En témoigne dans le cas de ces sites, l’épandage de terres rapportées, qui
compromet l’évolution naturelle de la végétation vers les formations typiques des
terrasses alluviales glaciaires de la Durance ou encore le recours à des plants et
semences d’origine inconnue faisant courir un risque de pollution génétique pour
la flore locale.
Quelques recommandations pour limiter les effets possibles d’une pollution
génétique :
-
privilégier des plants et semences indigènes locales. Possibilité dans ce cas
d’introduire une certaine diversité d’espèces ;
-
si recours à des plants et semences d’origine lointaine ou non déterminée,
limiter au maximum la diversité des espèces utilisées ;
-
dans le cas d’une obligation de restauration d’espaces boisés, utiliser une
ou deux espèces arbustives associées à une ou deux espèces
arborescentes, en s’appuyant sur des espèces à forte amplitude
écologique. Il pourrait s’agir du Cornouiller sanguin et du Chêne pubescent
dans le cas présent ;
-
si absence d’obligation de restauration de milieu forestier, il est préférable
de laisser la recolonisation par les ligneux se faire naturellement. Celle-ci
est par exemple très active sur ces sites avec un piquetage important de
jeunes pieds de Peuplier noir, de Pin sylvestre et localement de Cornouiller
sanguin ;
-
l’anticipation semble être le maître-mot pour réaliser un projet de grande
qualité écologique, favorable à la biodiversité : la récolte de semences in
situ et le bouturage d’espèces locales prennent du temps et nécessitent de
prévoir les opérations de végétalisation bien en amont.

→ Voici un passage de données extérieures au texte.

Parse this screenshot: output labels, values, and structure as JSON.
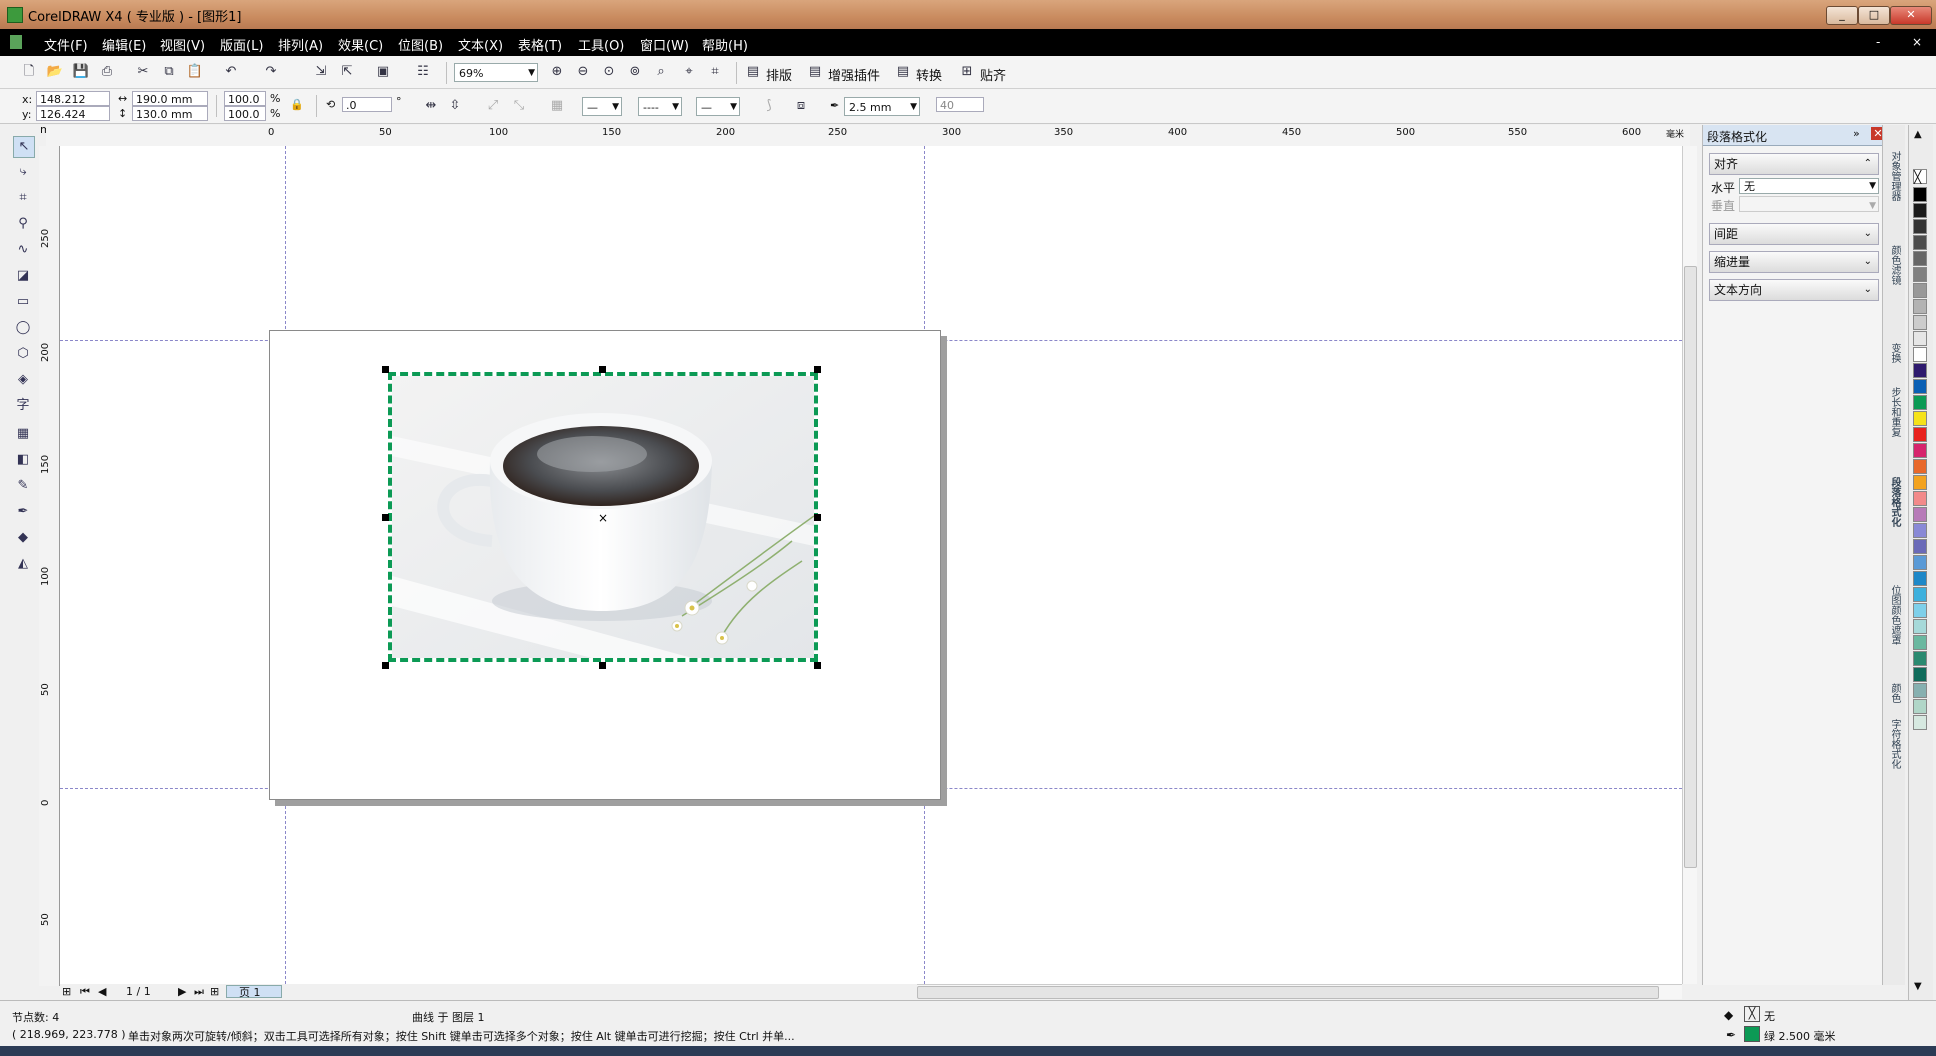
{
  "window": {
    "title": "CorelDRAW X4 ( 专业版 ) - [图形1]",
    "minimize": "_",
    "maximize": "□",
    "close": "✕"
  },
  "menu": [
    "文件(F)",
    "编辑(E)",
    "视图(V)",
    "版面(L)",
    "排列(A)",
    "效果(C)",
    "位图(B)",
    "文本(X)",
    "表格(T)",
    "工具(O)",
    "窗口(W)",
    "帮助(H)"
  ],
  "mdi_controls": [
    "-",
    "×"
  ],
  "toolbar": {
    "zoom": "69%",
    "buttons": [
      "排版",
      "增强插件",
      "转换",
      "贴齐"
    ]
  },
  "property_bar": {
    "x_label": "x:",
    "x": "148.212 mm",
    "y_label": "y:",
    "y": "126.424 mm",
    "w": "190.0 mm",
    "h": "130.0 mm",
    "scale_x": "100.0",
    "scale_y": "100.0",
    "pct": "%",
    "rotation": ".0",
    "deg": "°",
    "outline_width": "2.5 mm",
    "spin": "40"
  },
  "ruler": {
    "top": [
      "0",
      "50",
      "100",
      "150",
      "200",
      "250",
      "300",
      "350",
      "400",
      "450",
      "500",
      "550",
      "600"
    ],
    "top_unit": "毫米",
    "left": [
      "250",
      "200",
      "150",
      "100",
      "50",
      "0",
      "50"
    ]
  },
  "page_nav": {
    "counter": "1 / 1",
    "tab": "页 1"
  },
  "docker": {
    "title": "段落格式化",
    "sections": {
      "align": "对齐",
      "horizontal_label": "水平",
      "horizontal_value": "无",
      "vertical_label": "垂直",
      "spacing": "间距",
      "indent": "缩进量",
      "text_direction": "文本方向"
    }
  },
  "docker_tabs": [
    "对象管理器",
    "颜色滤镜",
    "变换",
    "步长和重复",
    "段落格式化",
    "位图颜色遮罩",
    "颜色",
    "字符格式化"
  ],
  "palette": [
    "#000000",
    "#1a1a1a",
    "#333333",
    "#4d4d4d",
    "#666666",
    "#808080",
    "#999999",
    "#b3b3b3",
    "#cccccc",
    "#e6e6e6",
    "#ffffff",
    "#2e1a6e",
    "#0a5fb4",
    "#0c9a55",
    "#f5e21a",
    "#e8211d",
    "#d6246d",
    "#e8682a",
    "#f2a21f",
    "#f28a8a",
    "#b77ab8",
    "#8a8ad6",
    "#6a6ab8",
    "#5a9ad6",
    "#1e88c8",
    "#3db0dd",
    "#7fd0ea",
    "#a6d9d9",
    "#6ab8a0",
    "#2a8a70",
    "#0f6b5a",
    "#86b0b0",
    "#b0d6c8",
    "#d6e8e0"
  ],
  "status": {
    "nodes": "节点数: 4",
    "object": "曲线 于 图层 1",
    "coords": "( 218.969, 223.778 )",
    "hint": "单击对象两次可旋转/倾斜；双击工具可选择所有对象；按住 Shift 键单击可选择多个对象；按住 Alt 键单击可进行挖掘；按住 Ctrl 并单...",
    "fill": "无",
    "outline": "绿  2.500 毫米"
  },
  "colors": {
    "selection": "#0c9a55",
    "guide": "#8b87c9"
  }
}
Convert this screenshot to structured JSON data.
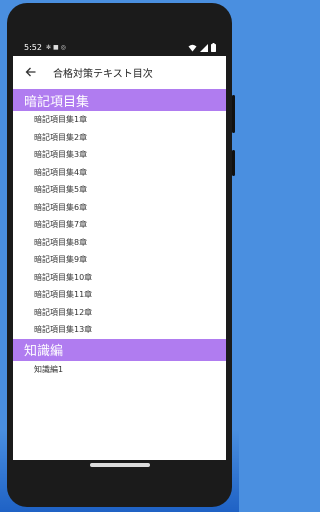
{
  "status_bar": {
    "time": "5:52",
    "icons_left": [
      "settings-icon",
      "lock-icon",
      "record-icon"
    ],
    "icons_right": [
      "wifi-icon",
      "signal-icon",
      "battery-icon"
    ]
  },
  "app_bar": {
    "title": "合格対策テキスト目次"
  },
  "sections": [
    {
      "title": "暗記項目集",
      "items": [
        "暗記項目集1章",
        "暗記項目集2章",
        "暗記項目集3章",
        "暗記項目集4章",
        "暗記項目集5章",
        "暗記項目集6章",
        "暗記項目集7章",
        "暗記項目集8章",
        "暗記項目集9章",
        "暗記項目集10章",
        "暗記項目集11章",
        "暗記項目集12章",
        "暗記項目集13章"
      ]
    },
    {
      "title": "知識編",
      "items": [
        "知識編1"
      ]
    }
  ],
  "colors": {
    "section_header": "#b07cf0",
    "background": "#4a8fe0"
  }
}
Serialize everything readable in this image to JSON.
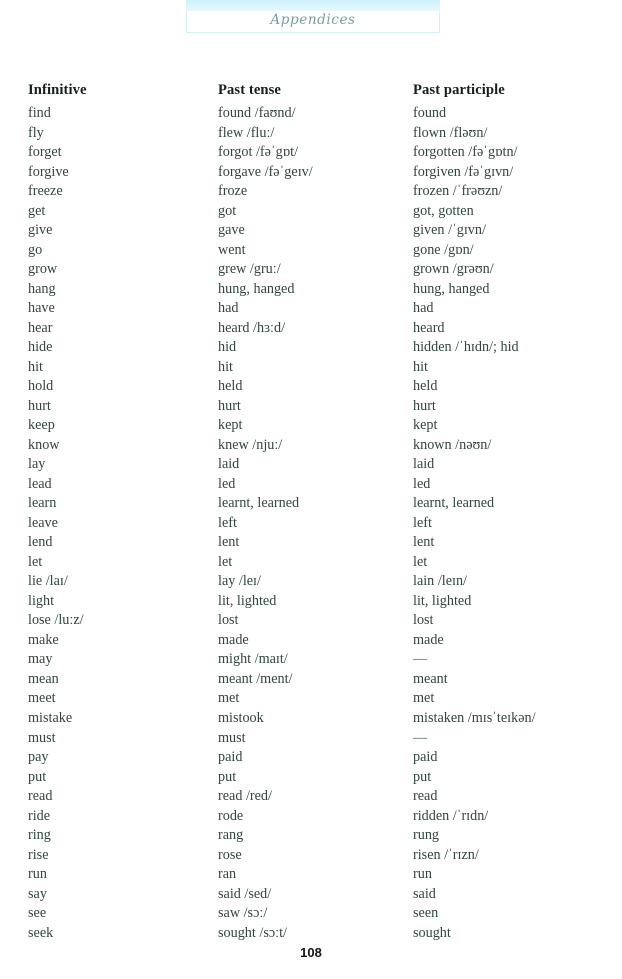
{
  "header": {
    "running_head": "Appendices"
  },
  "table": {
    "columns": [
      "Infinitive",
      "Past tense",
      "Past participle"
    ],
    "rows": [
      [
        "find",
        "found /faʊnd/",
        "found"
      ],
      [
        "fly",
        "flew /fluː/",
        "flown /fləʊn/"
      ],
      [
        "forget",
        "forgot /fəˈgɒt/",
        "forgotten /fəˈgɒtn/"
      ],
      [
        "forgive",
        "forgave /fəˈgeɪv/",
        "forgiven /fəˈgɪvn/"
      ],
      [
        "freeze",
        "froze",
        "frozen /ˈfrəʊzn/"
      ],
      [
        "get",
        "got",
        "got, gotten"
      ],
      [
        "give",
        "gave",
        "given /ˈgɪvn/"
      ],
      [
        "go",
        "went",
        "gone /gɒn/"
      ],
      [
        "grow",
        "grew /gruː/",
        "grown /grəʊn/"
      ],
      [
        "hang",
        "hung, hanged",
        "hung, hanged"
      ],
      [
        "have",
        "had",
        "had"
      ],
      [
        "hear",
        "heard /hɜːd/",
        "heard"
      ],
      [
        "hide",
        "hid",
        "hidden /ˈhɪdn/; hid"
      ],
      [
        "hit",
        "hit",
        "hit"
      ],
      [
        "hold",
        "held",
        "held"
      ],
      [
        "hurt",
        "hurt",
        "hurt"
      ],
      [
        "keep",
        "kept",
        "kept"
      ],
      [
        "know",
        "knew /njuː/",
        "known /nəʊn/"
      ],
      [
        "lay",
        "laid",
        "laid"
      ],
      [
        "lead",
        "led",
        "led"
      ],
      [
        "learn",
        "learnt, learned",
        "learnt, learned"
      ],
      [
        "leave",
        "left",
        "left"
      ],
      [
        "lend",
        "lent",
        "lent"
      ],
      [
        "let",
        "let",
        "let"
      ],
      [
        "lie /laɪ/",
        "lay /leɪ/",
        "lain /leɪn/"
      ],
      [
        "light",
        "lit, lighted",
        "lit, lighted"
      ],
      [
        "lose /luːz/",
        "lost",
        "lost"
      ],
      [
        "make",
        "made",
        "made"
      ],
      [
        "may",
        "might /maɪt/",
        "—"
      ],
      [
        "mean",
        "meant /ment/",
        "meant"
      ],
      [
        "meet",
        "met",
        "met"
      ],
      [
        "mistake",
        "mistook",
        "mistaken /mɪsˈteɪkən/"
      ],
      [
        "must",
        "must",
        "—"
      ],
      [
        "pay",
        "paid",
        "paid"
      ],
      [
        "put",
        "put",
        "put"
      ],
      [
        "read",
        "read /red/",
        "read"
      ],
      [
        "ride",
        "rode",
        "ridden /ˈrɪdn/"
      ],
      [
        "ring",
        "rang",
        "rung"
      ],
      [
        "rise",
        "rose",
        "risen /ˈrɪzn/"
      ],
      [
        "run",
        "ran",
        "run"
      ],
      [
        "say",
        "said /sed/",
        "said"
      ],
      [
        "see",
        "saw /sɔː/",
        "seen"
      ],
      [
        "seek",
        "sought /sɔːt/",
        "sought"
      ]
    ]
  },
  "footer": {
    "page_number": "108"
  },
  "colors": {
    "banner_strip": "#c9effa",
    "banner_title": "#7d9aa0",
    "body_text": "#32453e",
    "heading_text": "#13211c"
  }
}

Et retenons que « pour restaurer des boisements spontanés, il peut être
intéressant de laisser évoluer les milieux concernés, qui seront peu à peu
colonisés par des arbres et des arbustes indigènes adaptés et qui, à long terme,
verront l’émergence de végétations forestières se reconstituant naturellement
sans intervention humaine » (Cornier et al., 2011).